The solution to the challenge of cargo screening, not only with respect to nuclear materials but also high explosives, is now available. Decision Sciences International Corporation, a private company, developed the Multi-Mode Passive Detection System (MMPDS) which offers to revolutionize the business of cargo screening. The MMPDS relies on naturally-occurring high energy neutron particles as its source and a simple detector array to measure the change in the path of the particles based on their interactions with the material inside the container. Dense materials such as uranium, plutonium or high explosives cause greater changes in the paths compared to less dense materials. The MMPDS can even detect shielded nuclear materials. Because the system is passive, meaning it doesn’t have to generate high energy particles such as x-rays, it is fast, relatively cheap, extremely accurate, safe and easy to operate.

For nearly two years, Decision Sciences has been running the MMPDS at Freeport in the Bahamas, demonstrating just how fast, easy, reliable and cheap their system is to operate. It takes very little time for a truck with a container to pass through the scanner. This means that the additional time required to move cargo in or out of a port or receiving station can be minimized and the pace of throughput maintained.

What Decision Sciences has demonstrated with respect to cargo screening for nuclear materials it now also can do for high explosives and even other contraband such as cigarettes and drugs.  The same basic system, the MMPDS, can be “tuned” to use electrons instead of neutrons to detect less dense materials such as TNT or cocaine. A software change in the computer that interprets the movement of the particles through the scanned material is all that is needed.

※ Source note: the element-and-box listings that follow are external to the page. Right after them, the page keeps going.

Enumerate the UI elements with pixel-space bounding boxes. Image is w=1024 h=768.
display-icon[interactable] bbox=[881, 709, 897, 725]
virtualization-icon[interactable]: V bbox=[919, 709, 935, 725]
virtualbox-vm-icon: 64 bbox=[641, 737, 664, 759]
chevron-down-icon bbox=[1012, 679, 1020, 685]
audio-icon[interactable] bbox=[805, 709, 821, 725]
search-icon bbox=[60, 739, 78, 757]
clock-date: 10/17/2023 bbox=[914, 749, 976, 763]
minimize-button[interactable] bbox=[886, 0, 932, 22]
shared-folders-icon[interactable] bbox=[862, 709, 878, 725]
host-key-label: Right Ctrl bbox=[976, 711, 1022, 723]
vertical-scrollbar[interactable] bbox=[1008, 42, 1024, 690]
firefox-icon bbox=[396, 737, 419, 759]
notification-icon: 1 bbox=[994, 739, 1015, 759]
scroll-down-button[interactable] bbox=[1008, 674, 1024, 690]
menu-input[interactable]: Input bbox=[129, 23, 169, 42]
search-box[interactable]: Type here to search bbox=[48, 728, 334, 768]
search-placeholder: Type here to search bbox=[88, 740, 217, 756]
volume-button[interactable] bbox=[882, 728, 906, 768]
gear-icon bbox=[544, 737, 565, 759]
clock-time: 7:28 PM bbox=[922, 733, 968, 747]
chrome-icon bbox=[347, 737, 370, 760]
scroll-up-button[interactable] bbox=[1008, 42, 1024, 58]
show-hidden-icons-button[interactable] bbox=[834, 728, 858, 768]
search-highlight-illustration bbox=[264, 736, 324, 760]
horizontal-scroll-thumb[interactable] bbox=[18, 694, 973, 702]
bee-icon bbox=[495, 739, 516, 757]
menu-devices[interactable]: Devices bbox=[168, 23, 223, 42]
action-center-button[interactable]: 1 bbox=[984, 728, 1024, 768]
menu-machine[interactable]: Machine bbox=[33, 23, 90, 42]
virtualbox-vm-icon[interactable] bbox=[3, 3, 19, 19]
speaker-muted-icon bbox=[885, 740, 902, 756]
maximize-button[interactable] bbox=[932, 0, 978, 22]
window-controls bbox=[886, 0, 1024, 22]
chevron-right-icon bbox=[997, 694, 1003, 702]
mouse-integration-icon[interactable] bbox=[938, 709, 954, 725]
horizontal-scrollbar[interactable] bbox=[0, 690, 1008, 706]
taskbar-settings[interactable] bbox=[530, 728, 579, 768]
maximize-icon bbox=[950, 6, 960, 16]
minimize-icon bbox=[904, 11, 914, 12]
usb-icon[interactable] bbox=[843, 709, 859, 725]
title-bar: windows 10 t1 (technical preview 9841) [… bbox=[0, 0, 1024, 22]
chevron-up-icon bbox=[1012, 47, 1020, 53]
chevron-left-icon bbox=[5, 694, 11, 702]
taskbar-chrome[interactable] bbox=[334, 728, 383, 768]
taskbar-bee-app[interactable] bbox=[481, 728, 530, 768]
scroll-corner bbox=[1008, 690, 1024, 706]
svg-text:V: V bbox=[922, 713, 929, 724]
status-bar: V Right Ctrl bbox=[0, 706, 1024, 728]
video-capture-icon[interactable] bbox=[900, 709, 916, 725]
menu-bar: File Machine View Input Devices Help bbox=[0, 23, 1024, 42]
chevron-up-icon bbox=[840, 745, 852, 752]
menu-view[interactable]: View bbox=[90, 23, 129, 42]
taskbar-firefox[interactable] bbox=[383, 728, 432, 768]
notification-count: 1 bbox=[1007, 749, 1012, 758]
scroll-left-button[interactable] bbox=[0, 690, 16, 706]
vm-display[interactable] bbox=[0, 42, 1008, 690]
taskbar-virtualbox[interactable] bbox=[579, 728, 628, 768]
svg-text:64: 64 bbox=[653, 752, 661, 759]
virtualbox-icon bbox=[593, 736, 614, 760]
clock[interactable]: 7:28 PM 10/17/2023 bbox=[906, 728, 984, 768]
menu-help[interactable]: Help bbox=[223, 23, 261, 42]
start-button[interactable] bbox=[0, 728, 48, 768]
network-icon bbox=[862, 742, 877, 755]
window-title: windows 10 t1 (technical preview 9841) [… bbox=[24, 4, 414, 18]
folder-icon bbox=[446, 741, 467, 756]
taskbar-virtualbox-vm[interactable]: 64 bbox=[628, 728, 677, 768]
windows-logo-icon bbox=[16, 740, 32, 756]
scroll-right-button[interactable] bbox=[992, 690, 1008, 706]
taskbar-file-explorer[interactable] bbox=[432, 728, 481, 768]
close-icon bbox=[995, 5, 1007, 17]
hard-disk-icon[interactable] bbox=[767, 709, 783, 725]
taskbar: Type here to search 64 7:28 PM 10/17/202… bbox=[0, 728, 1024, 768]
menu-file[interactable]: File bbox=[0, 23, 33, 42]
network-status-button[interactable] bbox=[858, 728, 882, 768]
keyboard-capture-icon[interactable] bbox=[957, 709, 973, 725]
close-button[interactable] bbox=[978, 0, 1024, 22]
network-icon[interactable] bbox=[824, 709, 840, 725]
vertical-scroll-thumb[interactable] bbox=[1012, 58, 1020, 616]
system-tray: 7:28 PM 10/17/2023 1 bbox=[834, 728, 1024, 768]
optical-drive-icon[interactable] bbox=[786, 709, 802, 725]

Even better, a smaller version of the MMPDS could be deployed to screen smaller vehicles such as delivery trucks or postal vans. This version could even be placed at the warehouses used by all large package delivery services allowing for screening of small boxes and even large envelopes. This would substantially reduce the risk from domestic terrorist bombers.

The requirement for 100 percent screening of cargo coming into the United States made sense back in 2007 and it makes just as much sense today. At one time, it appeared that the cost and complexity of cargo screening would delay implementation of the law, possibly forever. Decision Sciences has shown that it is possible to conduct cargo screening reliably, rapidly and cheaply. Now that the same system can also screen for high explosives and other illicit materials, there should be no reason other than the time it will take to deploy the MMPDS why this country cannot be made safer.